Despite efforts to filter out fraudulent records from the data set, I still found possible evidence of user fraud. Looking at age and gender, males make up the majority of users, and most users are between the ages of 30-33. However, you’ll see a large spike in the amount of users aged 50, with over 82% of those users identifying as “unknown”. This deviates greatly from the rest of the user demographic trends. Filtering out those users, females show a higher growth rate than males.

Recommendations

  • Continue marketing campaigns to encourage short-term rentals.
  • Continue marketing campaigns to encourage female ridership.
  • Check all bikes with trip durations under 90 seconds and the same starting and ending stations for any needed repairs.

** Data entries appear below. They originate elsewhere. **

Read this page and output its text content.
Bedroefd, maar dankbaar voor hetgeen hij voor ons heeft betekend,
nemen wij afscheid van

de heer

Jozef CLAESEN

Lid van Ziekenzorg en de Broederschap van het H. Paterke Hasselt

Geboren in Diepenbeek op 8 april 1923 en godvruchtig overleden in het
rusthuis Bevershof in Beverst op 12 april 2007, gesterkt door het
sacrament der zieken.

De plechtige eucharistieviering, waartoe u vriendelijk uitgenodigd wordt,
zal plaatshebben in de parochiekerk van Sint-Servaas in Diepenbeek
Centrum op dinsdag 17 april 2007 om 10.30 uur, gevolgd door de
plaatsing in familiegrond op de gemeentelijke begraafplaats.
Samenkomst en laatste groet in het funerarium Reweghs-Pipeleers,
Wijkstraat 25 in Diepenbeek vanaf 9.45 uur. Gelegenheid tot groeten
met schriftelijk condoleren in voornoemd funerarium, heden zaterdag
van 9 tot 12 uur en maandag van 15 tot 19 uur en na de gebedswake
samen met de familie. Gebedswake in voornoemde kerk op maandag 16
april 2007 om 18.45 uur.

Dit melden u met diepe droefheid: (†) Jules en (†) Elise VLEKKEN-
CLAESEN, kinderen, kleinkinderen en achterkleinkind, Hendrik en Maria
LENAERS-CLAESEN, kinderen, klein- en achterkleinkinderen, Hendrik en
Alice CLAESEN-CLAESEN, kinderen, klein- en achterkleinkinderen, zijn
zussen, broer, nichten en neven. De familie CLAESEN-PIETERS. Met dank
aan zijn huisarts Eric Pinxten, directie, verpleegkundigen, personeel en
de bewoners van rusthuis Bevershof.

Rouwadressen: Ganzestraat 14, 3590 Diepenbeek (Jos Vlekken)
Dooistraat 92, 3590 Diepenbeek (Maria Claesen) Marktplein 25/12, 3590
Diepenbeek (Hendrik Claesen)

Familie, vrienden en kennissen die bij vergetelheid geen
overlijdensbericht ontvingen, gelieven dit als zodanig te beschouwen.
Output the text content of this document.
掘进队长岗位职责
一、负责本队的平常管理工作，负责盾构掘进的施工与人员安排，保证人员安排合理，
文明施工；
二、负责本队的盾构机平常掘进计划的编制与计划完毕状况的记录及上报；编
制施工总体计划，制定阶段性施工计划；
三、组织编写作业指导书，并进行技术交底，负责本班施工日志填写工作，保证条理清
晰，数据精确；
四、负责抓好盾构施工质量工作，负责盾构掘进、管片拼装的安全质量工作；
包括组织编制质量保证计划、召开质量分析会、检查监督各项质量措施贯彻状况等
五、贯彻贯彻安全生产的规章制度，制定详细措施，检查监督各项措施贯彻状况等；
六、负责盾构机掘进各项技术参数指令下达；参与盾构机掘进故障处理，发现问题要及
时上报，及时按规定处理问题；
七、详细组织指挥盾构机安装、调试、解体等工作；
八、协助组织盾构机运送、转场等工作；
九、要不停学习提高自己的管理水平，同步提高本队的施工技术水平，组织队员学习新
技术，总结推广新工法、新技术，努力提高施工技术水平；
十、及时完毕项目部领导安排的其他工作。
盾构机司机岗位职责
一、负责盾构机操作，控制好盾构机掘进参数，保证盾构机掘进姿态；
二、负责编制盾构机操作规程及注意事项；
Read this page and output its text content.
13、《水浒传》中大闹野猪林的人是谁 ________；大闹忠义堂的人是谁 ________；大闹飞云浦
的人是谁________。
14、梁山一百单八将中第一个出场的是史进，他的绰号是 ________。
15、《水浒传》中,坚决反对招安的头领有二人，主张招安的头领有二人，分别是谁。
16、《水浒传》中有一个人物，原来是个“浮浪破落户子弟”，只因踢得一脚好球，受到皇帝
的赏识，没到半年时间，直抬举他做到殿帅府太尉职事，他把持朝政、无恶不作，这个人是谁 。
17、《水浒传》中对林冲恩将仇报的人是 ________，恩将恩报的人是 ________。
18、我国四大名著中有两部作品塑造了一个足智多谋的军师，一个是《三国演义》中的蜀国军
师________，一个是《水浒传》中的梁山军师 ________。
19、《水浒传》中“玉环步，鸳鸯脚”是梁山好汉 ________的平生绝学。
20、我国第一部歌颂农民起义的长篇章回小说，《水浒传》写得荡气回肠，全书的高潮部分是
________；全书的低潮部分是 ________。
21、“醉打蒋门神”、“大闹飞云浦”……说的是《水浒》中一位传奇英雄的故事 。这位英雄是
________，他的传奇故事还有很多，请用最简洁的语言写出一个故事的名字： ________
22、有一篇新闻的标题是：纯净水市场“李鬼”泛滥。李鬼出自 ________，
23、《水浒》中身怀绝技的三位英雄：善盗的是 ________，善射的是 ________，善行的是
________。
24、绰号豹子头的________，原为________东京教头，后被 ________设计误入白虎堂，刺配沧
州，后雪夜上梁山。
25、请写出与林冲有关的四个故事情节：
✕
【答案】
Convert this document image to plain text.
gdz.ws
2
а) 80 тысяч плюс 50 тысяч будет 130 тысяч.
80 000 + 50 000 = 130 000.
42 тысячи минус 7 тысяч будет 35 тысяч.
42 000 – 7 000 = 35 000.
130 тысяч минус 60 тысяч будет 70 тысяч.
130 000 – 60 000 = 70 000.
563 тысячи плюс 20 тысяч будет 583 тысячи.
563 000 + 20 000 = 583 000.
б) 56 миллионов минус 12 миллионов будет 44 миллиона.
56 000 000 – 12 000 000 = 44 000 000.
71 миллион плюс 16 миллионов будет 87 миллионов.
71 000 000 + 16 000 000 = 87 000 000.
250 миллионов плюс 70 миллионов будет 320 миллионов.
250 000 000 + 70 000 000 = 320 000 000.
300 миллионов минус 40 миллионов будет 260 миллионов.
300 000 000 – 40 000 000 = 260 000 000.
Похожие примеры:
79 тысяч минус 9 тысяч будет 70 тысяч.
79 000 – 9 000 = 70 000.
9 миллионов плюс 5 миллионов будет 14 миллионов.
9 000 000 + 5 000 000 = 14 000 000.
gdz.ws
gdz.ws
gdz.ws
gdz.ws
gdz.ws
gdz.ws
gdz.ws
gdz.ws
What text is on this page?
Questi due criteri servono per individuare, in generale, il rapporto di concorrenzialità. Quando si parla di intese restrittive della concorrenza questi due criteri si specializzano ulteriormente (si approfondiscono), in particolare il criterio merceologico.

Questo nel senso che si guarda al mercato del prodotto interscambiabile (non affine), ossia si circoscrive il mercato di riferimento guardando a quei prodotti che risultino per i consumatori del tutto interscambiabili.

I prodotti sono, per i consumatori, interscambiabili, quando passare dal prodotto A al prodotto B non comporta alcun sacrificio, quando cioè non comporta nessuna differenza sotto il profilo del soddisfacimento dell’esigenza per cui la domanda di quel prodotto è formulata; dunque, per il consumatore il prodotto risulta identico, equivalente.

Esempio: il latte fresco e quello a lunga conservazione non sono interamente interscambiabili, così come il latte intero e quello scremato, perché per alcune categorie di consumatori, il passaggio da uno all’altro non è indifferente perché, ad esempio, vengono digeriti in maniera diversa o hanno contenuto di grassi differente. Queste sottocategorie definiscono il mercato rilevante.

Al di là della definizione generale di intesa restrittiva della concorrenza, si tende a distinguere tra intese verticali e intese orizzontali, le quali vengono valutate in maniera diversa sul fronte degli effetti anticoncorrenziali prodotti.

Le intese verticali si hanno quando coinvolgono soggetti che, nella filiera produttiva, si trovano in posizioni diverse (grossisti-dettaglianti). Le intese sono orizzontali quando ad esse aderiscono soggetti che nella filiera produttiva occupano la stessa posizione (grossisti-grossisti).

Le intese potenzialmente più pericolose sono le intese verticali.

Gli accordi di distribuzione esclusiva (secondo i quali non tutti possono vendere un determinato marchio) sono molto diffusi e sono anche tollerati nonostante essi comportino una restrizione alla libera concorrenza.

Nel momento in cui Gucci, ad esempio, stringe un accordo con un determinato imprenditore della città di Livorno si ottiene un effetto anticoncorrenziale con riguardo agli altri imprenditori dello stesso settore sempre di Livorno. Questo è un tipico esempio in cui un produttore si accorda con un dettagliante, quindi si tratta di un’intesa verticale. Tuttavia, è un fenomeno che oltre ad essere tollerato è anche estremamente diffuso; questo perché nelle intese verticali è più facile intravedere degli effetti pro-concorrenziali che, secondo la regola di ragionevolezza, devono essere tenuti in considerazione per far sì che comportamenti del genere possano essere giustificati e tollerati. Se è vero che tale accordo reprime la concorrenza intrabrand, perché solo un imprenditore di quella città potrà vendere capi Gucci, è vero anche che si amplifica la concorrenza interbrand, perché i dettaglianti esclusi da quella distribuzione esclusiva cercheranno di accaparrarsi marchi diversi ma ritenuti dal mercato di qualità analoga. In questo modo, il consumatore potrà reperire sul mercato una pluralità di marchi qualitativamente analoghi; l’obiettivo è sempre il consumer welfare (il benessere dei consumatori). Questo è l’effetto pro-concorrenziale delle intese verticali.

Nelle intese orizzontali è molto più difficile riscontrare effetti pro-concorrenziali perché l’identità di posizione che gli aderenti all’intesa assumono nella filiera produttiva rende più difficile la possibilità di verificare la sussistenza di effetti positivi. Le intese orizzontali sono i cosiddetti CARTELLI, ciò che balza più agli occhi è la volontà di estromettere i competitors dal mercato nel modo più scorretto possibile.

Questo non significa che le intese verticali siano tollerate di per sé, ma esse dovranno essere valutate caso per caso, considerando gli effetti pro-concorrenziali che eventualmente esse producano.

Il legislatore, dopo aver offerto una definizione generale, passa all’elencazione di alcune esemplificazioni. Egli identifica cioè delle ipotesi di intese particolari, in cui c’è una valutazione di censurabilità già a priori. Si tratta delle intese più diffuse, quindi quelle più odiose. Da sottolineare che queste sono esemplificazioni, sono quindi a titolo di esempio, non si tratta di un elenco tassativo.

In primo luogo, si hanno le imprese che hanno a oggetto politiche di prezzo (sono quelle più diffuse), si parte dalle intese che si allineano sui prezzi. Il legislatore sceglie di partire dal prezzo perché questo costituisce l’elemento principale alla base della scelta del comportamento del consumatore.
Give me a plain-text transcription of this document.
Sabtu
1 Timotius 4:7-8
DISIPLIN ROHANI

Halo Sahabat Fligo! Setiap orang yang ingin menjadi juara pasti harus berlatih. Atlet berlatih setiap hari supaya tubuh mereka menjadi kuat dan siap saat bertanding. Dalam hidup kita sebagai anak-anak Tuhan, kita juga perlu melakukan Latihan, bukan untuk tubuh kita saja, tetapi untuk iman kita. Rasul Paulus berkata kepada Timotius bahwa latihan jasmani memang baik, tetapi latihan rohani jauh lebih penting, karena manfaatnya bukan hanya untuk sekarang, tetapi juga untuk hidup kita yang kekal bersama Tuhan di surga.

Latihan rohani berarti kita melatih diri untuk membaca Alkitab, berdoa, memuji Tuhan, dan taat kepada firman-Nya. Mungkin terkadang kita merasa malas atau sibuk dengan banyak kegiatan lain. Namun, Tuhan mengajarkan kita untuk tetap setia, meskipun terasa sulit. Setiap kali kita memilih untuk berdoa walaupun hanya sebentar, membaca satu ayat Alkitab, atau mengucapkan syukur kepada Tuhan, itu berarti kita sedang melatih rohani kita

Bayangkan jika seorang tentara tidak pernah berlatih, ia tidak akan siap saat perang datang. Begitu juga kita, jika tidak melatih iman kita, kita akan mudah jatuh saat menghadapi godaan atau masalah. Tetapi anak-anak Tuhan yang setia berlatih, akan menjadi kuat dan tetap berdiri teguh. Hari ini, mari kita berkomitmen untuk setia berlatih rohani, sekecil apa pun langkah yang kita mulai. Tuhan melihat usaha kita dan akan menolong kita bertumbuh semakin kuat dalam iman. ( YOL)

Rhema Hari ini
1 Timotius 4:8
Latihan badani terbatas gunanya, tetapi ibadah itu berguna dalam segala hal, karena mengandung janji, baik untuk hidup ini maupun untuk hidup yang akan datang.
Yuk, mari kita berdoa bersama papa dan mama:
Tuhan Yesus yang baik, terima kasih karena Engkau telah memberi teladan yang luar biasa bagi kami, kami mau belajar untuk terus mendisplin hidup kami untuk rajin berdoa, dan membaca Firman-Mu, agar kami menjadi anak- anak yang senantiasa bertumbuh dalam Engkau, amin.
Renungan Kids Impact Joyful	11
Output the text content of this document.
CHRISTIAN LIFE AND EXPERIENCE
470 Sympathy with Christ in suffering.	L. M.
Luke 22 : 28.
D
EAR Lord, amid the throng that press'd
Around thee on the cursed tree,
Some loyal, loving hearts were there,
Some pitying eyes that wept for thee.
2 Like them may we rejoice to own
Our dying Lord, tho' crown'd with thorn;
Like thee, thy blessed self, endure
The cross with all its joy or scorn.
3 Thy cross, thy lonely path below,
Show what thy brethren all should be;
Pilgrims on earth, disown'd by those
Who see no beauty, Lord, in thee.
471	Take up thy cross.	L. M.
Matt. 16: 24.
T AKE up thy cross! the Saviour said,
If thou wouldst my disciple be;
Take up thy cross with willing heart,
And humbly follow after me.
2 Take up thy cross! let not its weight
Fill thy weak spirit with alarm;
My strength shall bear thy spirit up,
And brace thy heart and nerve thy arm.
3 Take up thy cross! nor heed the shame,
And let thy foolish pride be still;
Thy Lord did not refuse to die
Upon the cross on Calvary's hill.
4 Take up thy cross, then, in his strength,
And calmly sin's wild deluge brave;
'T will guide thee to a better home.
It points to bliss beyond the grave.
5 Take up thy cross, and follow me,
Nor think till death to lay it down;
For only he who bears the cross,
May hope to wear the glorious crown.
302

There is steady ridership growth across user types and gender, suggesting a healthy demand for CitiBikes. Current year-to-date growth rates also suggest a growing market for short-term rentals and female users. Therefore, recommendations would be to focus marketing campaigns towards those users.

Assuming that users use a day pass or annual subscription to its max capacity (48 rides in 24 hours for day pass users, 11,680 rides per year for subscribers), each ride costs $0.25 under a day pass, and $0.01 under an annual subscription. Therefore, short-term users are more profitable per ride, especially when also considering that “time overages” are also charged at a higher rate ($4 per 15 minutes) than subscribers ($2.50 per 15 minutes).

Females also make up 51% of the Jersey City population source. Yet, only 40% of Jersey City females use CitiBike, leaving over 80,000 potential local users.

Further Analysis

For further analysis, I would look at the bike and station ids of all the rows that were dropped from this data set for any trends. Are the same bikes being stolen? Or are bikes being stolen from the same station? Do either these bikes or stations need to be serviced to prevent theft? I would also look into why there are so many “unknown” 50-year old users. Are these just default parameters of the app (gender set to unknown and birth year set to 1969)? Or are there and commonalities in the records of these users?